We were friends throughout high school and college as I was still best friends with Sheila. It wasn't until 2004 when we were all out to dinner celebrating their 22nd birthday that we had our "first date". After dinner we all went our separate ways, but he called me and asked if I wanted to grab a drink. We had fun, talking and reminiscing and it still bugs him that I paid. It was his birthday and they were $2 Coronas, come on! We dated casually that spring and summer but since I spent the summer in Prescott we didn't see too much of each other. That fall, we were "official" and spent our senior year of college attending date parties, football games and having a grand old time.

Dan graduated in December but I was still in school and very involved in my sorority. He was trying to get a job with an airline and I was busy with Theta. We did not have the time for our relationship at that point so we very amicably went our separate ways. I lived with Sheila and her husband for the summer after I graduated so Dan and I hung out quite a bit. By that fall, we decided to give it another try. Best decision!

Christmas 2008 he proposed and 9 months later we were married :) Now here we are, almost 9 years later with the most perfect babies a family could ask for!

It wasn't always easy, with his career he's gone a lot so I've had to be pretty independent. Even more so now that we have babies. We struggled through infertility but in the end, wound up closer than ever because we had each other to turn to. My difficult pregnancy and delivery brought out a side of Dan I never knew existed. He cleaned, cooked (or bought and cut up fruit) and took care of everything while I was sick and immobile. Once the twins were born, he was super dad. Running milliliters of breast milk down to the NICU in the middle of the night so the boys could have anything I pumped. He took over feedings so I could get sleep when I was sick with mastitis and took off extra time from work until we had a good system going with the boys.

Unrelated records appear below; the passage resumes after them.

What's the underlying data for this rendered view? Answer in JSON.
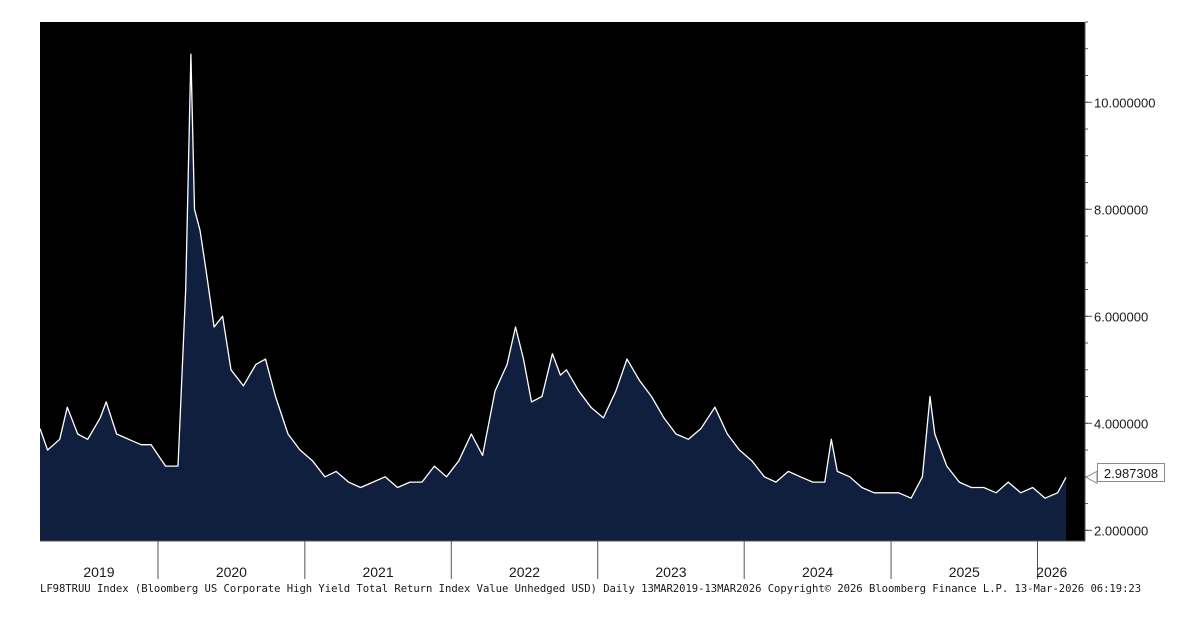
{
  "chart_data": {
    "type": "area",
    "x_range": [
      "2019-03-13",
      "2026-03-13"
    ],
    "ylim": [
      1.8,
      11.5
    ],
    "y_ticks": [
      {
        "value": 2,
        "label": "2.000000"
      },
      {
        "value": 4,
        "label": "4.000000"
      },
      {
        "value": 6,
        "label": "6.000000"
      },
      {
        "value": 8,
        "label": "8.000000"
      },
      {
        "value": 10,
        "label": "10.000000"
      }
    ],
    "x_year_labels": [
      "2019",
      "2020",
      "2021",
      "2022",
      "2023",
      "2024",
      "2025",
      "2026"
    ],
    "last_value": "2.987308",
    "grid": false,
    "colors": {
      "background": "#000000",
      "fill": "#0f1f3d",
      "line": "#ffffff"
    },
    "series": [
      {
        "x": [
          "2019-03-13",
          "2019-04-01",
          "2019-05-01",
          "2019-05-20",
          "2019-06-15",
          "2019-07-10",
          "2019-08-10",
          "2019-08-25",
          "2019-09-20",
          "2019-10-20",
          "2019-11-20",
          "2019-12-15",
          "2020-01-20",
          "2020-02-20",
          "2020-03-10",
          "2020-03-23",
          "2020-04-01",
          "2020-04-15",
          "2020-05-01",
          "2020-05-20",
          "2020-06-10",
          "2020-07-01",
          "2020-08-01",
          "2020-09-01",
          "2020-09-25",
          "2020-10-20",
          "2020-11-20",
          "2020-12-20",
          "2021-01-20",
          "2021-02-20",
          "2021-03-20",
          "2021-04-20",
          "2021-05-20",
          "2021-06-20",
          "2021-07-20",
          "2021-08-20",
          "2021-09-20",
          "2021-10-20",
          "2021-11-20",
          "2021-12-20",
          "2022-01-20",
          "2022-02-20",
          "2022-03-20",
          "2022-04-20",
          "2022-05-20",
          "2022-06-10",
          "2022-06-30",
          "2022-07-20",
          "2022-08-15",
          "2022-09-10",
          "2022-09-30",
          "2022-10-15",
          "2022-11-15",
          "2022-12-15",
          "2023-01-15",
          "2023-02-15",
          "2023-03-15",
          "2023-04-15",
          "2023-05-15",
          "2023-06-15",
          "2023-07-15",
          "2023-08-15",
          "2023-09-15",
          "2023-10-20",
          "2023-11-20",
          "2023-12-20",
          "2024-01-20",
          "2024-02-20",
          "2024-03-20",
          "2024-04-20",
          "2024-05-20",
          "2024-06-20",
          "2024-07-20",
          "2024-08-05",
          "2024-08-20",
          "2024-09-20",
          "2024-10-20",
          "2024-11-20",
          "2024-12-20",
          "2025-01-20",
          "2025-02-20",
          "2025-03-20",
          "2025-04-08",
          "2025-04-20",
          "2025-05-20",
          "2025-06-20",
          "2025-07-20",
          "2025-08-20",
          "2025-09-20",
          "2025-10-20",
          "2025-11-20",
          "2025-12-20",
          "2026-01-20",
          "2026-02-20",
          "2026-03-13"
        ],
        "y": [
          3.9,
          3.5,
          3.7,
          4.3,
          3.8,
          3.7,
          4.1,
          4.4,
          3.8,
          3.7,
          3.6,
          3.6,
          3.2,
          3.2,
          6.5,
          10.9,
          8.0,
          7.6,
          6.8,
          5.8,
          6.0,
          5.0,
          4.7,
          5.1,
          5.2,
          4.5,
          3.8,
          3.5,
          3.3,
          3.0,
          3.1,
          2.9,
          2.8,
          2.9,
          3.0,
          2.8,
          2.9,
          2.9,
          3.2,
          3.0,
          3.3,
          3.8,
          3.4,
          4.6,
          5.1,
          5.8,
          5.2,
          4.4,
          4.5,
          5.3,
          4.9,
          5.0,
          4.6,
          4.3,
          4.1,
          4.6,
          5.2,
          4.8,
          4.5,
          4.1,
          3.8,
          3.7,
          3.9,
          4.3,
          3.8,
          3.5,
          3.3,
          3.0,
          2.9,
          3.1,
          3.0,
          2.9,
          2.9,
          3.7,
          3.1,
          3.0,
          2.8,
          2.7,
          2.7,
          2.7,
          2.6,
          3.0,
          4.5,
          3.8,
          3.2,
          2.9,
          2.8,
          2.8,
          2.7,
          2.9,
          2.7,
          2.8,
          2.6,
          2.7,
          2.99
        ]
      }
    ]
  },
  "footer": {
    "text": "LF98TRUU Index (Bloomberg US Corporate High Yield Total Return Index Value Unhedged USD) Daily 13MAR2019-13MAR2026  Copyright© 2026 Bloomberg Finance L.P.  13-Mar-2026 06:19:23"
  }
}
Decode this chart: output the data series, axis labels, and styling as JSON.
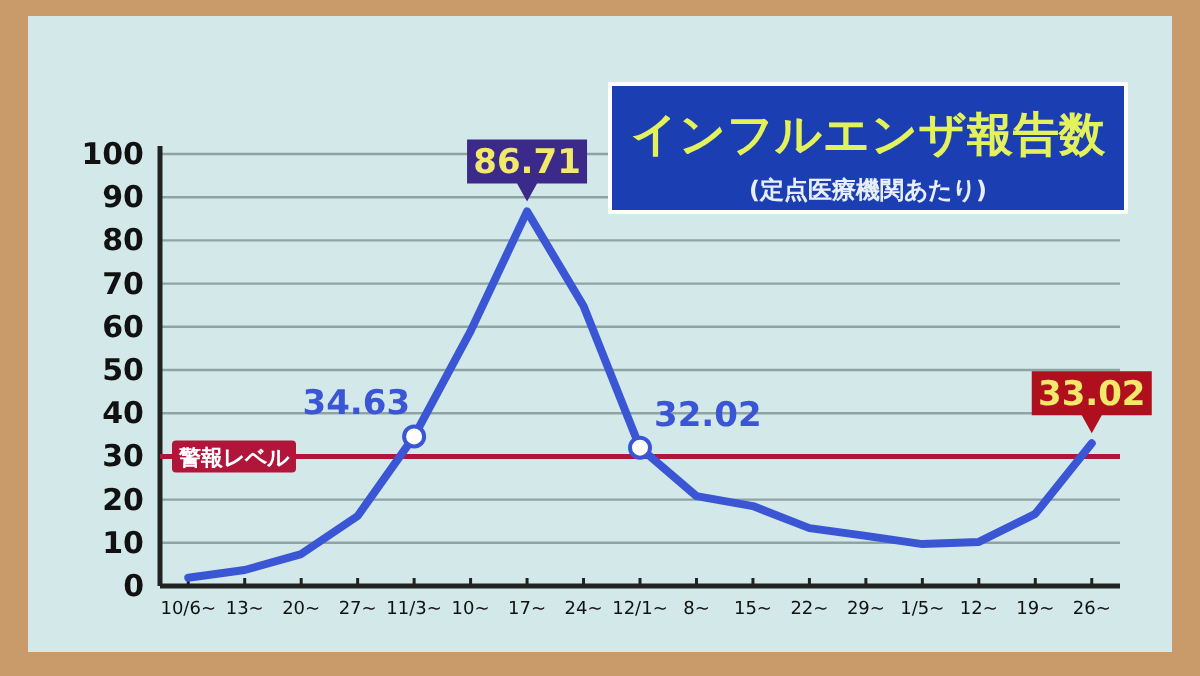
{
  "chart_data": {
    "type": "line",
    "title": "インフルエンザ報告数",
    "subtitle": "(定点医療機関あたり)",
    "categories": [
      "10/6~",
      "13~",
      "20~",
      "27~",
      "11/3~",
      "10~",
      "17~",
      "24~",
      "12/1~",
      "8~",
      "15~",
      "22~",
      "29~",
      "1/5~",
      "12~",
      "19~",
      "26~"
    ],
    "series": [
      {
        "color": "#3a56d4",
        "values": [
          1.9,
          3.7,
          7.4,
          16.2,
          34.63,
          59,
          86.71,
          64.8,
          32.02,
          20.8,
          18.5,
          13.4,
          11.6,
          9.7,
          10.2,
          16.7,
          33.02
        ],
        "value_labels": [
          null,
          null,
          null,
          null,
          "34.63",
          null,
          "86.71",
          null,
          "32.02",
          null,
          null,
          null,
          null,
          null,
          null,
          null,
          "33.02"
        ]
      }
    ],
    "ylim": [
      0,
      100
    ],
    "yticks": [
      0,
      10,
      20,
      30,
      40,
      50,
      60,
      70,
      80,
      90,
      100
    ],
    "grid": "y",
    "ref_lines": [
      {
        "axis": "y",
        "value": 30,
        "label": "警報レベル",
        "color": "#b0163a"
      }
    ]
  }
}
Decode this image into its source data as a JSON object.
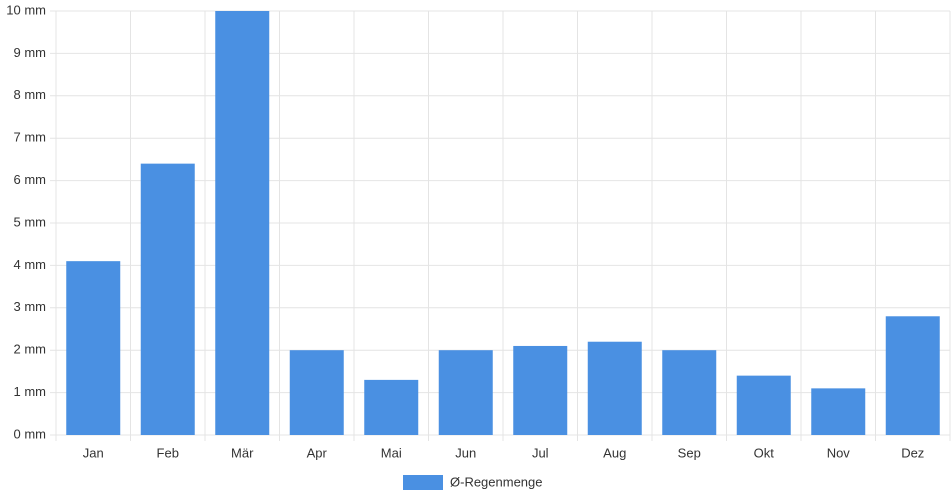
{
  "chart_data": {
    "type": "bar",
    "categories": [
      "Jan",
      "Feb",
      "Mär",
      "Apr",
      "Mai",
      "Jun",
      "Jul",
      "Aug",
      "Sep",
      "Okt",
      "Nov",
      "Dez"
    ],
    "series": [
      {
        "name": "Ø-Regenmenge",
        "color": "#4a90e2",
        "values": [
          4.1,
          6.4,
          10,
          2,
          1.3,
          2,
          2.1,
          2.2,
          2,
          1.4,
          1.1,
          2.8
        ]
      }
    ],
    "ylim": [
      0,
      10
    ],
    "yticks": [
      {
        "value": 0,
        "label": "0 mm"
      },
      {
        "value": 1,
        "label": "1 mm"
      },
      {
        "value": 2,
        "label": "2 mm"
      },
      {
        "value": 3,
        "label": "3 mm"
      },
      {
        "value": 4,
        "label": "4 mm"
      },
      {
        "value": 5,
        "label": "5 mm"
      },
      {
        "value": 6,
        "label": "6 mm"
      },
      {
        "value": 7,
        "label": "7 mm"
      },
      {
        "value": 8,
        "label": "8 mm"
      },
      {
        "value": 9,
        "label": "9 mm"
      },
      {
        "value": 10,
        "label": "10 mm"
      }
    ],
    "grid": true,
    "legend": "bottom"
  }
}
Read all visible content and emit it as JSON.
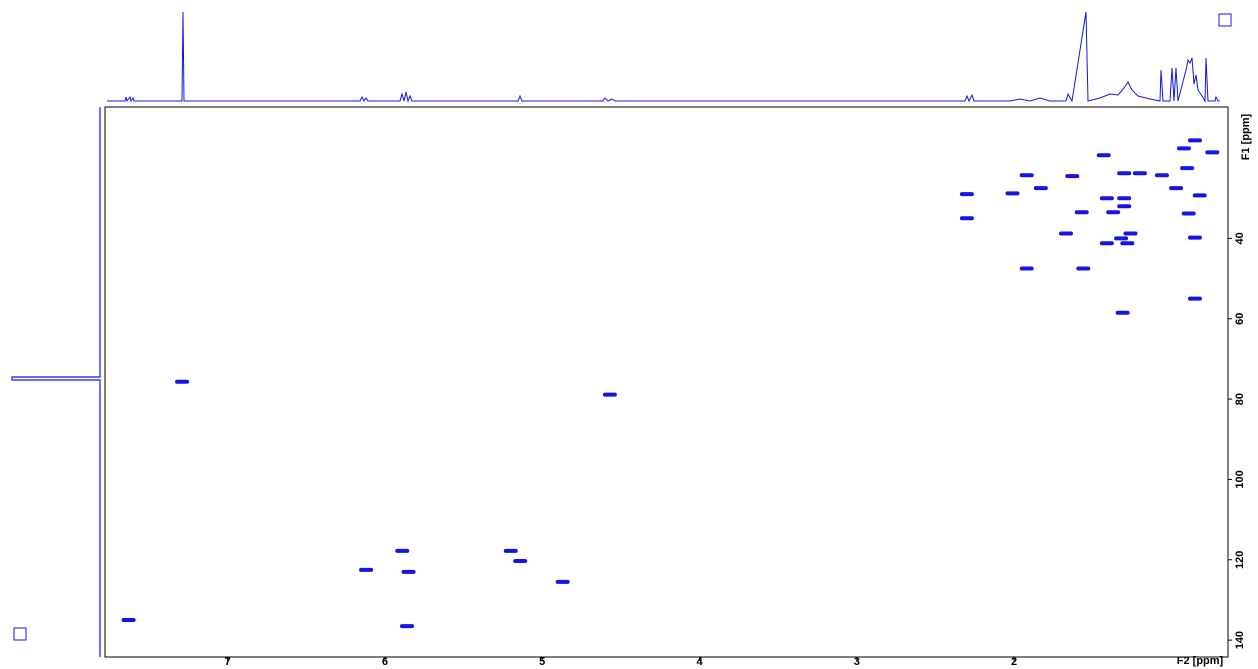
{
  "chart_data": {
    "type": "scatter",
    "x_label": "F2 [ppm]",
    "y_label": "F1 [ppm]",
    "xlim": [
      7.78,
      0.64
    ],
    "xticks": [
      7,
      6,
      5,
      4,
      3,
      2
    ],
    "ylim": [
      144.2,
      7.3
    ],
    "yticks": [
      40,
      60,
      80,
      100,
      120,
      140
    ],
    "color": "#1414e6",
    "x": [
      0.85,
      0.92,
      0.74,
      1.43,
      0.9,
      1.06,
      1.2,
      1.3,
      1.63,
      1.92,
      1.83,
      2.01,
      2.3,
      0.97,
      0.82,
      1.3,
      1.41,
      1.3,
      1.37,
      1.57,
      0.89,
      2.3,
      1.67,
      1.26,
      1.32,
      0.85,
      1.41,
      1.28,
      1.92,
      1.56,
      0.85,
      1.31,
      7.29,
      4.57,
      5.89,
      6.12,
      5.2,
      5.14,
      5.85,
      4.87,
      7.63,
      5.86
    ],
    "values": [
      15.6,
      17.6,
      18.6,
      19.3,
      22.5,
      24.3,
      23.8,
      23.8,
      24.5,
      24.3,
      27.5,
      28.8,
      29.0,
      27.5,
      29.3,
      30.0,
      30.0,
      32.0,
      33.5,
      33.5,
      33.8,
      35.0,
      38.8,
      38.8,
      40.0,
      39.8,
      41.2,
      41.2,
      47.5,
      47.5,
      55.0,
      58.5,
      75.7,
      78.9,
      117.8,
      122.5,
      117.8,
      120.3,
      123.0,
      125.5,
      135.0,
      136.5
    ]
  }
}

Now that he is working out of Philadelphia, he has to commute back and forth across the country every 6 days. Just this week, he made a 2 leg 8 hour commute home, just to be with us from Tuesday evening to Wednesday morning. I came home from work yesterday to a clean house, folded laundry, bottles prepped for day care AND chocolate cupcakes (from the store of course). Husband of the year!

Now it's not sunshine and roses all the time; he leaves loose change everywhere, only puts away his laundry because after all this time he can't figure out where my stuff goes, and vacuums around things instead of picking them up but bottom line....I married a good man.